Therapy for Acyclovir-Resistant VZV
Although cases of acyclovir-resistant VZV have been reported in HIV-infected persons, they appear to occur infrequently and typically involve patients with very advanced immunosuppression. In general, resistance should be suspected in patients who have lesions that do not improve within 10 days of starting antiviral therapy. One report described 18 HIV-infected patients with advanced immunosuppression and acyclovir-resistant VZV-related skin lesions that failed to heal despite treatment with acyclovir; most of these patients had an excellent respond to treatment with foscarnet (Foscavir). Based on this report, as well as in vitro data, foscarnet is the recommended drug of choice for acyclovir-resistant VZV.
Therapy for Retinal Necrosis
Management of patients with progressive outer retinal necrosis (PORN) or acute retinal necrosis (ARN) requires a multi-pronged approach (Figure 9), including intravenous and intravitreal therapy, and should include an ophthalmologist who has experience managing complicated eye-related infections. The duration of therapy, frequency of intravitreal injections, and number of intravitreal injections depend on the patient's clinical course and should be determined by an ophthalmology expert.
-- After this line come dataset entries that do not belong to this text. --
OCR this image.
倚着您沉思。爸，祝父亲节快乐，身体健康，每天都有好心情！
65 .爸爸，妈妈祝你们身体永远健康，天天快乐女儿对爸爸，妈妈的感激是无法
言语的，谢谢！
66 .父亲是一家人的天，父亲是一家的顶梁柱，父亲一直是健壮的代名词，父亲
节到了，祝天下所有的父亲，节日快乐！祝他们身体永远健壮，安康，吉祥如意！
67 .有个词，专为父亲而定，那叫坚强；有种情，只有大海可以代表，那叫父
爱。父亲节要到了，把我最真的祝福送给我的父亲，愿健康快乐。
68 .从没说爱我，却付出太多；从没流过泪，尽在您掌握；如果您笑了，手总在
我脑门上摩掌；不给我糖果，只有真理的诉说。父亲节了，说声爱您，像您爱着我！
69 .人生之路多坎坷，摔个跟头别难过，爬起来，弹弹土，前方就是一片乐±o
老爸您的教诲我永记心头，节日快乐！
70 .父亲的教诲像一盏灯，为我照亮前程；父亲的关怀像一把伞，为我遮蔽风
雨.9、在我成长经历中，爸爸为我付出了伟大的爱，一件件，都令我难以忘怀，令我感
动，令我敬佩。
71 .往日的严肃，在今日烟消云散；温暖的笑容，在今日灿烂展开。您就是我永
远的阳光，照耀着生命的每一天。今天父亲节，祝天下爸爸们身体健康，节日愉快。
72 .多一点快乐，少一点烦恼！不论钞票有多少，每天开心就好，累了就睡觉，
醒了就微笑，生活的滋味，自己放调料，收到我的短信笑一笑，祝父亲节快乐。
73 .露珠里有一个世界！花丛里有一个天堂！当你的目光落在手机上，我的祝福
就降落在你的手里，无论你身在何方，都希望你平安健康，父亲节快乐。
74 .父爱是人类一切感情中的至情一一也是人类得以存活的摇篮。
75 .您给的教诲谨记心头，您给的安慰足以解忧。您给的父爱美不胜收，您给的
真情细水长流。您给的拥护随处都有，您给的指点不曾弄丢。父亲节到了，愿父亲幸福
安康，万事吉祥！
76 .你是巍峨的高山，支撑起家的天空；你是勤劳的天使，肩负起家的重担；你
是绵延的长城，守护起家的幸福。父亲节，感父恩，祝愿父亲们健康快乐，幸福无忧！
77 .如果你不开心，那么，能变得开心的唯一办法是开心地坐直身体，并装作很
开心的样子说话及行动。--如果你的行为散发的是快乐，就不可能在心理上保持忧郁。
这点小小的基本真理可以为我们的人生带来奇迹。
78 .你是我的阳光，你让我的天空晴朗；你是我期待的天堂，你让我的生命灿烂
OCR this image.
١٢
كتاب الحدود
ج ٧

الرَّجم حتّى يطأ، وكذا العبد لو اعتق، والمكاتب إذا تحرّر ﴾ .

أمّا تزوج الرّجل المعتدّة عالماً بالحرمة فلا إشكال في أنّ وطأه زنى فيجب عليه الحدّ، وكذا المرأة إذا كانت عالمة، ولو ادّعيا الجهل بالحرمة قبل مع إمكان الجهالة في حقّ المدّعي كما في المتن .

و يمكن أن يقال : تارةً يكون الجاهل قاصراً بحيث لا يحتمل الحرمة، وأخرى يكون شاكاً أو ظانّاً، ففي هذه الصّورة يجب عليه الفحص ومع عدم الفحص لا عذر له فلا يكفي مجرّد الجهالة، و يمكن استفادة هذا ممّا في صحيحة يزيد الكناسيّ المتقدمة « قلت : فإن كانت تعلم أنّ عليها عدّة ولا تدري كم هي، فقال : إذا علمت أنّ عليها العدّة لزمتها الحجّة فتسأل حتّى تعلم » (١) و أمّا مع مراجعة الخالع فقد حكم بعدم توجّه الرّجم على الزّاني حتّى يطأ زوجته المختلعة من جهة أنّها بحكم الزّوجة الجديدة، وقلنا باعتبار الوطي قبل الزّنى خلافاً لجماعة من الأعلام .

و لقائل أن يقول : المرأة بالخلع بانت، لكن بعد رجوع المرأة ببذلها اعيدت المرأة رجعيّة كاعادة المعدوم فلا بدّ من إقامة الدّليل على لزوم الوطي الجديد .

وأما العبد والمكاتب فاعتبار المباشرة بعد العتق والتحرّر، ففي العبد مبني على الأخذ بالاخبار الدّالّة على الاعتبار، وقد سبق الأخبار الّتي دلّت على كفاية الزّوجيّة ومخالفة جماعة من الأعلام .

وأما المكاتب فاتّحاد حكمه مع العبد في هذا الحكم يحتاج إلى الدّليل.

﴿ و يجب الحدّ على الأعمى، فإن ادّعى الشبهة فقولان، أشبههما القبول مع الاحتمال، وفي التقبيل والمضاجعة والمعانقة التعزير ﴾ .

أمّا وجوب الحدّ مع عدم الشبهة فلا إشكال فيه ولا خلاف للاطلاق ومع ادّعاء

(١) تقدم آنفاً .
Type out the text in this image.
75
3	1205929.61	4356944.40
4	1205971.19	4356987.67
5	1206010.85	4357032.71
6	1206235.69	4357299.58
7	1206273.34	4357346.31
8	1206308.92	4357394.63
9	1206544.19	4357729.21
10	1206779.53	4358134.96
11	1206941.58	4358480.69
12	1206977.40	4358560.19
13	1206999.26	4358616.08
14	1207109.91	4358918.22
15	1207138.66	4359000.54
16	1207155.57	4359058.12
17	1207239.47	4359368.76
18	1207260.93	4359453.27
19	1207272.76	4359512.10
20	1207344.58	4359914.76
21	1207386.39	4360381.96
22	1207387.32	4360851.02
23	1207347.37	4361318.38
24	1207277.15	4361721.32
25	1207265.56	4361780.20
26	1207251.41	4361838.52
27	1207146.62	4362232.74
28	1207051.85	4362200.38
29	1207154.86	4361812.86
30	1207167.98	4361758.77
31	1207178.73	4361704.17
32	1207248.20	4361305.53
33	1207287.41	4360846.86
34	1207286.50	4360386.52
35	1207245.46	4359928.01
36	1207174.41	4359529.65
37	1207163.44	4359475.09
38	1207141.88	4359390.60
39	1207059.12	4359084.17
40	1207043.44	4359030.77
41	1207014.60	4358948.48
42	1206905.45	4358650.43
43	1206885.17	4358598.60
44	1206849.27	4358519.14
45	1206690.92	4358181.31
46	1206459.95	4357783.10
Post Exposure Prophylaxis with Varicella Zoster Immune Globulin
In the rare instance when an HIV-infected person who is non-immune to VZV has significant exposure to a patient with active varicella or zoster, varicella zoster immune globulin (VZIG) should be administered as soon possible after the exposure, but within 10 days. In December, 2012 the United States Food and Drug Administration approved the VZIG product (VariZIG), made by Cangene Corporation in Canada. The VariZIG product is available in 125-IU vials and the recommended dose is 125 units/10 kg body weight, with a maximum recommended dose of 625 IU (or five vials). Thus, any patient weighing 50 kg or greater should receive a dose of 625 IU. For information of how to obtain VariZIG, contact the FFF Enterprises US Distributor at 800-843-7477, or see the company's FFF Enterprises web site. In the situation where a VZV susceptible patient does not receive VZIG within 10 days of the exposure, it would be reasonable to use valacyclovir (1 g TID x 5 to 7 days) for postexposure prophylaxis. Although no data exist that prove efficacy of antiviral agents for varicella prophylaxis in HIV-infected persons, case series from adults and children with immunosuppression in the setting of cancer therapy have documented successful use of valacyclovir for the prevention of varicella. Varicella vaccine should be deferred for 5 months after receipt of VZIG and for at least 72 hours after the last dose of an antiviral regimen used for postexposure prophylaxis.